American suits also tend to have more generously cut trousers, with a fuller waist and seat, compared with their European cut suiting pant counterpart. To accommodate this slightly looser cut, the sides of the suit jacket are usually given a slightly more generous cut. The end result is a suit that, while it looks trim and fitted, feels fairly relaxed to the wearer.

European style
The hallmark of most European cut suits is a sharp, engineered shoulder line that tapers to a trim waist and forms a distinct V silhouette. Because of their fuller shoulders, European suits often include deeper cut armholes, which many men feel allow for greater comfort and ease of motion.

The slacks of a European cut suit will tend to be closer to the body through the waist and seat, although European cut trousers are often surprisingly full through the thigh. To accentuate the overall slim silhouette through the midsection, jackets tend to be non vented or double vented. Again, there’s no real practical reason here—it’s just a tradition that has continued over the years.

The merging of styles
In recent years, American and European cuts have started to merge.
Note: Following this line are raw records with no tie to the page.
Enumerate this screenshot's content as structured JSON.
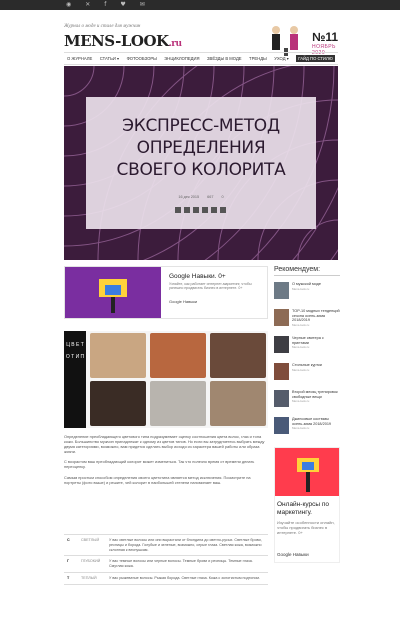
{
  "topbar": {
    "icons": [
      "rss-icon",
      "twitter-icon",
      "facebook-icon",
      "vk-icon",
      "mail-icon"
    ],
    "glyphs": [
      "◉",
      "✕",
      "f",
      "♥",
      "✉"
    ]
  },
  "header": {
    "tagline": "Журнал о моде и стиле для мужчин",
    "logo": "MENS-LOOK",
    "logo_suffix": ".ru",
    "issue_no": "№11",
    "issue_month": "НОЯБРЬ 2020"
  },
  "nav": {
    "items": [
      "О журнале",
      "Статьи ▾",
      "Фотообзоры",
      "Энциклопедия",
      "Звёзды в моде",
      "Тренды",
      "Уход ▾",
      "Гайд по стилю"
    ]
  },
  "hero": {
    "title_lines": [
      "ЭКСПРЕСС-МЕТОД",
      "ОПРЕДЕЛЕНИЯ",
      "СВОЕГО КОЛОРИТА"
    ],
    "date": "16 дек 2015",
    "views": "667",
    "comments": "0"
  },
  "ad": {
    "title": "Google Навыки. 0+",
    "desc": "Узнайте, как работает интернет-маркетинг, чтобы успешно продвигать бизнес в интернете. 0+",
    "source": "Google Навыки"
  },
  "sidebar": {
    "title": "Рекомендуем:",
    "items": [
      {
        "title": "О мужской моде",
        "meta": "Mens-look.ru"
      },
      {
        "title": "TOP-10 модных тенденций сезона осень-зима 2018/2019",
        "meta": "Mens-look.ru"
      },
      {
        "title": "Черные свитера с принтами",
        "meta": "Mens-look.ru"
      },
      {
        "title": "Стильные куртки",
        "meta": "Mens-look.ru"
      },
      {
        "title": "Второй месяц тренировок свободные вещи",
        "meta": "Mens-look.ru"
      },
      {
        "title": "Джинсовые костюмы осень-зима 2018/2019",
        "meta": "Mens-look.ru"
      }
    ],
    "ad_title": "Онлайн-курсы по маркетингу.",
    "ad_sub": "Изучайте особенности онлайн, чтобы продвигать бизнес в интернете. 0+",
    "ad_src": "Google Навыки"
  },
  "collage": {
    "side_text": "Ц В Е Т О Т И П"
  },
  "body": {
    "paragraphs": [
      "Определение преобладающего цветового типа подразумевает оценку соотношения цвета волос, глаз и тона кожи. Большинство мужчин принадлежат к одному из цветов типов. Но если вы затрудняетесь выбрать между двумя категориями, возможно, вам придется сделать выбор исходя из характера вашей работы или образа жизни.",
      "С возрастом ваш преобладающий колорит может измениться. Так что полезно время от времени делать переоценку.",
      "Самым простым способом определения своего цветотипа является метод исключения. Посмотрите на портреты (фото выше) и решите, чей колорит в наибольшей степени напоминает ваш."
    ]
  },
  "table": {
    "rows": [
      {
        "letter": "С",
        "name": "СВЕТЛЫЙ",
        "desc": "У вас светлые волосы или они вырастали от блондина до светло-русых. Светлые брови, ресницы и борода. Голубые и зеленые, возможно, серые глаза. Светлая кожа, возможно склонная к веснушкам."
      },
      {
        "letter": "Г",
        "name": "ГЛУБОКИЙ",
        "desc": "У вас темные волосы или черные волосы. Темные брови и ресницы. Темные глаза. Смуглая кожа."
      },
      {
        "letter": "Т",
        "name": "ТЕПЛЫЙ",
        "desc": "У вас рыжеватые волосы. Рыжая борода. Светлые глаза. Кожа с золотистым подтоном."
      }
    ]
  }
}
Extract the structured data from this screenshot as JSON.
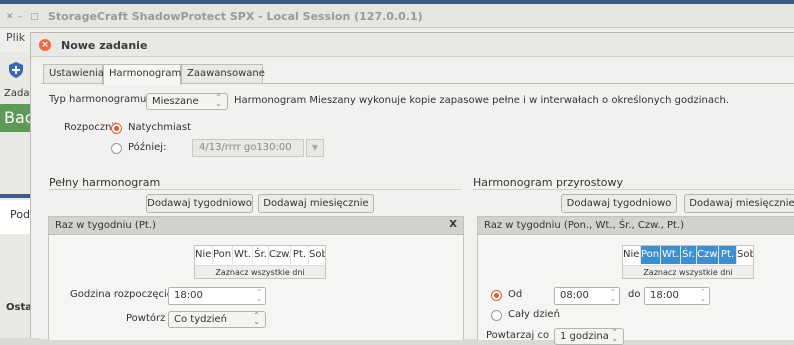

You’ll often see an American cut suit with a slimmer jacket, or a European cut one with a less radical V shape. And many of the differences you’ll find between suits—like flat front vs. pleated pants, or single vs. double breasted are not a point of geographical origin but more a stylistic choice made by the suit’s designer.

There’s no substitute for trying them on
The only way to know which style of suit will work best for you is to try both on. It’s not only a matter of what looks best, but also what feels best for you. Don’t just stand in front of the mirror while you are deciding on a suit. Instead, move around, walk about the store, swing your arms. In the end, comfort may be your best guide to figuring out whether you’re a European or American cut suit kind of guy.